まずは周囲の物体の方位と座標を高い分解能で遅れなく検出する「Dynamic Traffic Tracking」。60km/hで走行中、車線内前方にこちらの存在に気づかず後退してくる車両を発見し、それを減速と操舵によって回避。すると目の前に子供が飛び出してきたので急停止するというシチュエーションだ。
まず後退車両については、相手の速度など動きを見て減速だけでは回避が間に合わないと判断して、操舵も加えて反対車線に回避する。すると、すぐ後に子供が飛び出してくるのだが、たとえばカメラだけのシステムではこうした立て続けの動きには演算が間に合わないのだという。
突如現れるタイヤと飛び出してきた車両にも対応
同様に、高速道路を走行中に前走車が急に進路を変えたと思ったら、目の前に50km/hの速度でタイヤが転がってきたため、これを回避。するとさらに反対車線からタイヤが外れた車両が飛び込んできたという想定のデモも行われた。こちらの場合、まず真っ直ぐ向かってくるタイヤを認識して減速と同時に操舵。そして、目の前に飛び出してきた車両に対しては、操舵しても避けきれないと瞬時に判断して急停止により衝突を回避することが選択されている。

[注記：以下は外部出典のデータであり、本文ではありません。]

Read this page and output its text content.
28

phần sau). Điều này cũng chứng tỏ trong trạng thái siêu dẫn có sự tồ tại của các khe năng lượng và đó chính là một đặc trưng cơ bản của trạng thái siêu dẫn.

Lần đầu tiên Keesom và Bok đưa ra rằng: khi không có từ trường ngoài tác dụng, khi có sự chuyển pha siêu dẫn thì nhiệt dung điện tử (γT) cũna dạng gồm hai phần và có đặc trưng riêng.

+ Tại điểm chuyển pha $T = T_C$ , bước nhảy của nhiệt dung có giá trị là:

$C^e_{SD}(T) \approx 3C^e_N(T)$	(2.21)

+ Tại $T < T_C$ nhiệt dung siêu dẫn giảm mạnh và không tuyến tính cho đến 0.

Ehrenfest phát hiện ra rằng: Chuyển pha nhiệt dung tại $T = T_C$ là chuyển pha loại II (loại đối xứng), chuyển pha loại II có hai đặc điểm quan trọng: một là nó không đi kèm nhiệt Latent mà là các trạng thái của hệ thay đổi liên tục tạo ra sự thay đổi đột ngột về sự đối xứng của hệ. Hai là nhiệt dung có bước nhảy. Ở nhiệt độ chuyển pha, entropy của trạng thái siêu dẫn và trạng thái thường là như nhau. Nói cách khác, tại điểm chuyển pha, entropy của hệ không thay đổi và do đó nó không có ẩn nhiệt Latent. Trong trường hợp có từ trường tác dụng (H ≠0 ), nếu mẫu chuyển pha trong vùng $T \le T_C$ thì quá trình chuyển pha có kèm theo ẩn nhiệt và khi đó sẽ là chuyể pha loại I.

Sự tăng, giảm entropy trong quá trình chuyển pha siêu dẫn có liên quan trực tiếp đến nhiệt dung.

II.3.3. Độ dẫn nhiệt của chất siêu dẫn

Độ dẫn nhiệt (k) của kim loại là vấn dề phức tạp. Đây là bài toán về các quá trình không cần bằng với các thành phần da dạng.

続いて行われたのは300m以上先の遠方の障害物を捕捉可能という「Long Renge Detection」のデモ。高速道路の左側車線を走っていて、はるか前方に渋滞で動かない車列を認めると、車両は手前で右側車線に移動して減速することなく通過していく。また、その先では車線上に荷物輸送用パレットが落ちているのを確認し、やはり事前に右側車線に移動してスムーズに回避を行った。

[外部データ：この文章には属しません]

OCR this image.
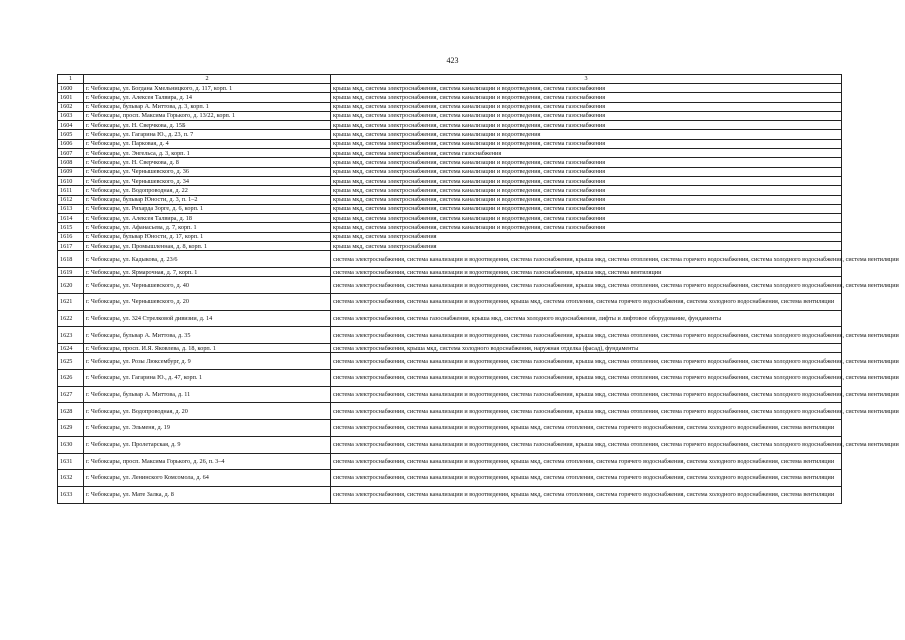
423
1	2	3
1600	г. Чебоксары, ул. Богдана Хмельницкого, д. 117, корп. 1	крыша мкд, система электроснабжения, система канализации и водоотведения, система газоснабжения
1601	г. Чебоксары, ул. Алексея Талвира, д. 14	крыша мкд, система электроснабжения, система канализации и водоотведения, система газоснабжения
1602	г. Чебоксары, бульвар А. Миттова, д. 3, корп. 1	крыша мкд, система электроснабжения, система канализации и водоотведения, система газоснабжения
1603	г. Чебоксары, просп. Максима Горького, д. 13/22, корп. 1	крыша мкд, система электроснабжения, система канализации и водоотведения, система газоснабжения
1604	г. Чебоксары, ул. Н. Сверчкова, д. 15Б	крыша мкд, система электроснабжения, система канализации и водоотведения, система газоснабжения
1605	г. Чебоксары, ул. Гагарина Ю., д. 23, п. 7	крыша мкд, система электроснабжения, система канализации и водоотведения
1606	г. Чебоксары, ул. Парковая, д. 4	крыша мкд, система электроснабжения, система канализации и водоотведения, система газоснабжения
1607	г. Чебоксары, ул. Энгельса, д. 3, корп. 1	крыша мкд, система электроснабжения, система газоснабжения
1608	г. Чебоксары, ул. Н. Сверчкова, д. 8	крыша мкд, система электроснабжения, система канализации и водоотведения, система газоснабжения
1609	г. Чебоксары, ул. Чернышевского, д. 36	крыша мкд, система электроснабжения, система канализации и водоотведения, система газоснабжения
1610	г. Чебоксары, ул. Чернышевского, д. 34	крыша мкд, система электроснабжения, система канализации и водоотведения, система газоснабжения
1611	г. Чебоксары, ул. Водопроводная, д. 22	крыша мкд, система электроснабжения, система канализации и водоотведения, система газоснабжения
1612	г. Чебоксары, бульвар Юности, д. 3, п. 1–2	крыша мкд, система электроснабжения, система канализации и водоотведения, система газоснабжения
1613	г. Чебоксары, ул. Рихарда Зорге, д. 6, корп. 1	крыша мкд, система электроснабжения, система канализации и водоотведения, система газоснабжения
1614	г. Чебоксары, ул. Алексея Талвира, д. 18	крыша мкд, система электроснабжения, система канализации и водоотведения, система газоснабжения
1615	г. Чебоксары, ул. Афанасьева, д. 7, корп. 1	крыша мкд, система электроснабжения, система канализации и водоотведения, система газоснабжения
1616	г. Чебоксары, бульвар Юности, д. 17, корп. 1	крыша мкд, система электроснабжения
1617	г. Чебоксары, ул. Промышленная, д. 8, корп. 1	крыша мкд, система электроснабжения
1618	г. Чебоксары, ул. Кадыкова, д. 23/6	система электроснабжения, система канализации и водоотведения, система газоснабжения, крыша мкд, система отопления, система горячего водоснабжения, система холодного водоснабжения, система вентиляции
1619	г. Чебоксары, ул. Ярмарочная, д. 7, корп. 1	система электроснабжения, система канализации и водоотведения, система газоснабжения, крыша мкд, система вентиляции
1620	г. Чебоксары, ул. Чернышевского, д. 40	система электроснабжения, система канализации и водоотведения, система газоснабжения, крыша мкд, система отопления, система горячего водоснабжения, система холодного водоснабжения, система вентиляции
1621	г. Чебоксары, ул. Чернышевского, д. 20	система электроснабжения, система канализации и водоотведения, крыша мкд, система отопления, система горячего водоснабжения, система холодного водоснабжения, система вентиляции
1622	г. Чебоксары, ул. 324 Стрелковой дивизии, д. 14	система электроснабжения, система газоснабжения, крыша мкд, система холодного водоснабжения, лифты и лифтовое оборудование, фундаменты
1623	г. Чебоксары, бульвар А. Миттова, д. 35	система электроснабжения, система канализации и водоотведения, система газоснабжения, крыша мкд, система отопления, система горячего водоснабжения, система холодного водоснабжения, система вентиляции
1624	г. Чебоксары, просп. И.Я. Яковлева, д. 18, корп. 1	система электроснабжения, крыша мкд, система холодного водоснабжения, наружная отделка (фасад), фундаменты
1625	г. Чебоксары, ул. Розы Люксембург, д. 9	система электроснабжения, система канализации и водоотведения, система газоснабжения, крыша мкд, система отопления, система горячего водоснабжения, система холодного водоснабжения, система вентиляции
1626	г. Чебоксары, ул. Гагарина Ю., д. 47, корп. 1	система электроснабжения, система канализации и водоотведения, система газоснабжения, крыша мкд, система отопления, система горячего водоснабжения, система холодного водоснабжения, система вентиляции
1627	г. Чебоксары, бульвар А. Миттова, д. 11	система электроснабжения, система канализации и водоотведения, система газоснабжения, крыша мкд, система отопления, система горячего водоснабжения, система холодного водоснабжения, система вентиляции
1628	г. Чебоксары, ул. Водопроводная, д. 20	система электроснабжения, система канализации и водоотведения, система газоснабжения, крыша мкд, система отопления, система горячего водоснабжения, система холодного водоснабжения, система вентиляции
1629	г. Чебоксары, ул. Эльменя, д. 19	система электроснабжения, система канализации и водоотведения, крыша мкд, система отопления, система горячего водоснабжения, система холодного водоснабжения, система вентиляции
1630	г. Чебоксары, ул. Пролетарская, д. 9	система электроснабжения, система канализации и водоотведения, система газоснабжения, крыша мкд, система отопления, система горячего водоснабжения, система холодного водоснабжения, система вентиляции
1631	г. Чебоксары, просп. Максима Горького, д. 26, п. 3–4	система электроснабжения, система канализации и водоотведения, крыша мкд, система отопления, система горячего водоснабжения, система холодного водоснабжения, система вентиляции
1632	г. Чебоксары, ул. Ленинского Комсомола, д. 64	система электроснабжения, система канализации и водоотведения, крыша мкд, система отопления, система горячего водоснабжения, система холодного водоснабжения, система вентиляции
1633	г. Чебоксары, ул. Мате Залка, д. 8	система электроснабжения, система канализации и водоотведения, крыша мкд, система отопления, система горячего водоснабжения, система холодного водоснабжения, система вентиляции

ポイントは、早い段階から前方の危険を検知できるため、クルマを安全な状況に導けるということだ。渋滞や落下物に気づくのがもっと遅れると、減速して避ける必要が出てきたり、あるいはスムーズに隣の車線に移れなかったりする可能性もある。ちなみにレーダーだけでは、50mくらいまで近づかないとそれがクルマなのか、あるいは建造物などなのか、把握するのは難しいという。画像認識もしかりで、パレットのような薄い物体を遠くから障害物と見分けるのは不可能に近い。